About the Founding Editors:

Karen Keifer-Boyd, Ph.D., is professor of art education and women's, gender, and sexuality studies at the Pennsylvania State University. She is past president of the National Art Education Association (NAEA) Women’s Caucus (2012-2014), NAEA Distinguished Fellow Class of 2013, and 2012 Fulbright Distinguished Chair in Gender Studies at Alpen-Adria-Universität Klagenfurt, Austria. She serves on the Art Education Research Institute Steering Committee; on the Council for Policy Studies; and as past coordinator of the Caucus on Social Theory. She is co-founder and co-editor of Visual Culture & Gender, and has served on 15 editorial and review boards. She has been honored with leadership and teaching awards, including two Fulbright Awards (2006 in Finland and 2012 in Austria) and the 2013 Edwin Ziegfeld Award. Her writings on feminist pedagogy, visual culture, inclusion, cyberart activism, transcultural dialogues, action research, social justice arts-based research, and identity are in more than 50 peer-reviewed research publications, and translated into several languages. She co-authored Including Difference: A Communitarian Approach to Art Education in the Least Restrictive Environment (NAEA, 2013); InCITE, InSIGHT, InSITE (NAEA, 2008); Engaging Visual Culture (Davis, 2007); co-edited Real-World Readings in Art Education: Things Your Professors Never Told You (Falmer, 2000); and served as editor of the Journal of Social Theory in Art Education and guest editor for Visual Arts Research. She is coordinator of the Judy Chicago Art Education Collection.

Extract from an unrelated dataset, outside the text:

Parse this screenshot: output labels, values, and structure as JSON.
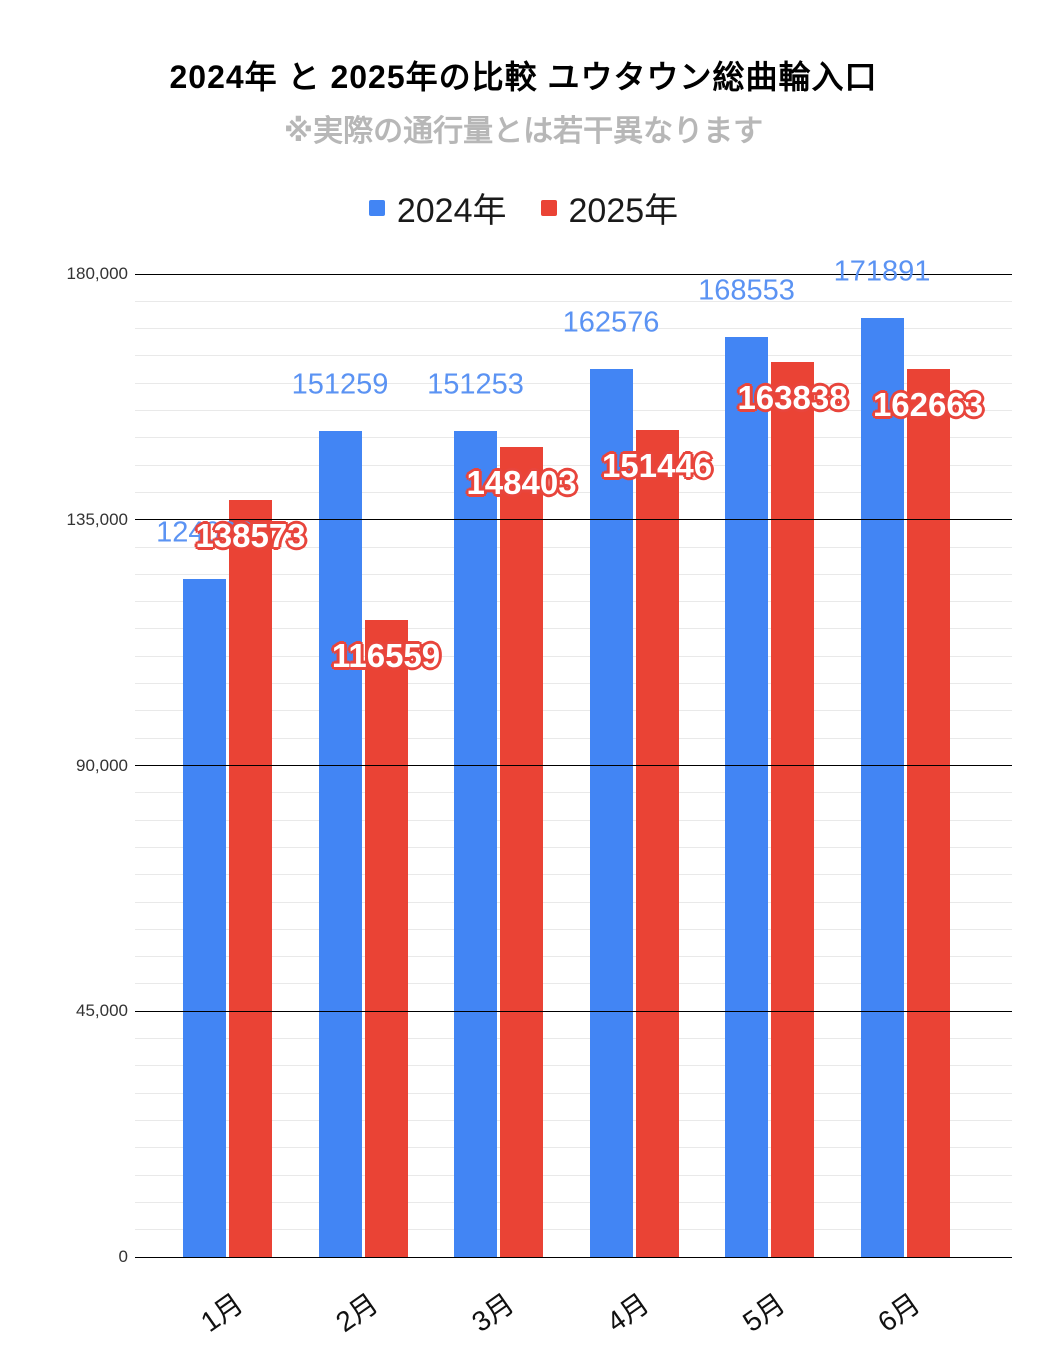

Deborah L. Smith-Shank received a Ph.D. from Indiana University in 1992, and served as Chair of the Department of Arts Administration, Education and Policy (formerly knows as Art Education) at The Ohio State University. She is also Emeritus Professor of Art at Northern Illinois University, where she served as Head of the Art Education program. Smith-Shank has taught K-12 art, as well as undergraduate and graduate students for more than 30 years. Her research is involved with artifacts of visual / material culture and social justice examined through semiotic and feminist lenses. She has published more than 100 articles and has presented her work internationally in venues including Australia, Northern Ireland, Finland, Portugal, Brazil, Chile, Canada, Croatia, Japan, Hungary, Slovenia, Turkey, Cyprus, The Netherlands, Belgium, and the United States. Smith-Shank and is co-editor and founder of the journal of Visual Culture & Gender, an international, freely accessed, multimedia juried journal (http://vcg.emitto.net/). She is a Fellow of the National Art Education Association and currently serves as elected Vice President of the International Society for Education Through Art (http://www.insea.org/), and Treasurer of the United States Policy for Council Studies in Art Education. She previously served the National Art Education Association as president of the Women’s Caucus from 1998-2000, and president of LGBTIQ from 2001-2003.

About the Associate Editor

Yen-Ju Lin, Ph.D., is a museum art educator, instructional technologist, researcher, and graphic designer. Her research interest is centered in instructional design and digital technology in art education. Her dissertation, Designing with Information and Communications Technologies (ICTs) for Event Potentials in an Art Museum Context, investigated engaging critical dialogue through the integration of ICTs in a series of educational activities with the Surveying Judy Chicago: Five Decades exhibition at Palmer Museum of Art in 2014.